Justice au Singulier - philippe.bilger, 11/03/2015
Quand le Premier ministre n'est-il pas indigné et en colère ?
Depuis quelques semaines, il semonce le Font national sans aucun effet positif et, avec le président de la République, s'en prend à ceux qui, bien au-delà du FN et de l'UMP, sont désespérés par une politique pénale inspirée par une garde des Sceaux médiocre.
Manuel Valls mêle la rhétorique de l'antifascisme (Figaro Vox) au souci de la solidarité gouvernementale poussée jusqu'à des limites absurdes. A force de venir au secours de sa ministre de la Justice, il en oublie sa non assistance à la France en danger (Le Figaro.fr).

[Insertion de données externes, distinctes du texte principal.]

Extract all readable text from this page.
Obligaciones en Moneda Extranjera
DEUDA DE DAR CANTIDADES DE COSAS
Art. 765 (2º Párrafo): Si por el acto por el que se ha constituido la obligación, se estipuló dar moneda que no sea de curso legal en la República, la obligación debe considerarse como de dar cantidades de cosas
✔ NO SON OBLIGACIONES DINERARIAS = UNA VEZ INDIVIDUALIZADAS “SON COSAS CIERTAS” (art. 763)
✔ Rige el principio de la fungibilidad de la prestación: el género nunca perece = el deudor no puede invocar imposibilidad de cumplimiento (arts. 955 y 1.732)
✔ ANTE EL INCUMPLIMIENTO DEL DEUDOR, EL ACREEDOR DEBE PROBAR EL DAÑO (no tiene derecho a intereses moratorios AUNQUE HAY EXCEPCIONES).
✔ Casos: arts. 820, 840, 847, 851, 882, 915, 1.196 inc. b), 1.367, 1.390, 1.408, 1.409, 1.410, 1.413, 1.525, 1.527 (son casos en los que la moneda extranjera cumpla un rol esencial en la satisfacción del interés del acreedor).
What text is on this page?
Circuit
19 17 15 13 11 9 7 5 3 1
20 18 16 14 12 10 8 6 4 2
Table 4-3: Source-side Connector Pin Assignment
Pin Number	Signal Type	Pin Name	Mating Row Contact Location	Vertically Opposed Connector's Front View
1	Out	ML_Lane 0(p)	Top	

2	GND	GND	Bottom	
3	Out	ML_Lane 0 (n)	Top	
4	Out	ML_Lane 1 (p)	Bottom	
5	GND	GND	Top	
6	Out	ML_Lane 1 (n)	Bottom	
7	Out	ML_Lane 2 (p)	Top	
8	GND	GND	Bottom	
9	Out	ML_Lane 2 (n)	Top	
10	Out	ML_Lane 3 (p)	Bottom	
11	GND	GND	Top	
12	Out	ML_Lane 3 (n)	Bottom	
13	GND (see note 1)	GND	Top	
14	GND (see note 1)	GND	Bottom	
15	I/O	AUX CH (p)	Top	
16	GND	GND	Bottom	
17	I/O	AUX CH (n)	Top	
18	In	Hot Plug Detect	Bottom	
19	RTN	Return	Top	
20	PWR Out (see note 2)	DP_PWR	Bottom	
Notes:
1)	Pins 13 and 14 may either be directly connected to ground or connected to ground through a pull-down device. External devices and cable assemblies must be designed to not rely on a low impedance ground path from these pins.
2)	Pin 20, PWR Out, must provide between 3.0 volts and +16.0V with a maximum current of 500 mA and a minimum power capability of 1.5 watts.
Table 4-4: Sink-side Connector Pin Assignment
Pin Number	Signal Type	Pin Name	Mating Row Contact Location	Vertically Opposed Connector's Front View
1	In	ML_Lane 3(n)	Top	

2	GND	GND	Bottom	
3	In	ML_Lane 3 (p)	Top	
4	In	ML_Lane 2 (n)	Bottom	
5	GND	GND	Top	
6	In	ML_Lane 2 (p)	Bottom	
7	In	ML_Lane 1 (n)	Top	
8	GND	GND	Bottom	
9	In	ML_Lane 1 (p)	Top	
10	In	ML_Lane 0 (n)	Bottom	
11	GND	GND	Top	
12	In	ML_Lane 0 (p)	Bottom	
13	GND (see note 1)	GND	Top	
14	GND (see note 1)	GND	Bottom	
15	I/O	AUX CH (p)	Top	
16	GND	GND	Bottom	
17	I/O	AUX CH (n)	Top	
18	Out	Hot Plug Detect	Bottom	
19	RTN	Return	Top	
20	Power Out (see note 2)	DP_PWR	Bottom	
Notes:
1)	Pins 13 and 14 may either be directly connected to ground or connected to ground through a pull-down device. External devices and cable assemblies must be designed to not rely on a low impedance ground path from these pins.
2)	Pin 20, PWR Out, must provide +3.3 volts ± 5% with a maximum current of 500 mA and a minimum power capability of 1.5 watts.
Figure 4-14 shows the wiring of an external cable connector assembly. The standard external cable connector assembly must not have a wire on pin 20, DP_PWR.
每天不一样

Au moment où j'ai écrit "garde des Sceaux médiocre", j'ai éprouvé un frisson d'inquiétude. Suis-je resté judiciairement correct ? Ai-je proféré les mots auxquels j'ai droit ? Ai-je bien su faire le départ entre la responsable de la Place Vendôme et la femme native de Cayenne et qui ne cesse de nous le rappeler ? N'ai-je pas débordé de la ministre, n'ai-je pas trop élargi l'espace de la femme ? N'ai-je pas, sans le vouloir, laissé se glisser dans mon écrit l'intolérable évidence qu'elle était de Cayenne, noire et, il y a longtemps, sympathisante du courant indépendantiste ? Suis-je bien resté dans mon pré carré qui autorise, mais à peine, la dénonciation politique et judiciaire avec une interdiction absolue de mettre en cause tout ce qui n'est pas strictement relié à l'activité ministérielle de Christiane Taubira?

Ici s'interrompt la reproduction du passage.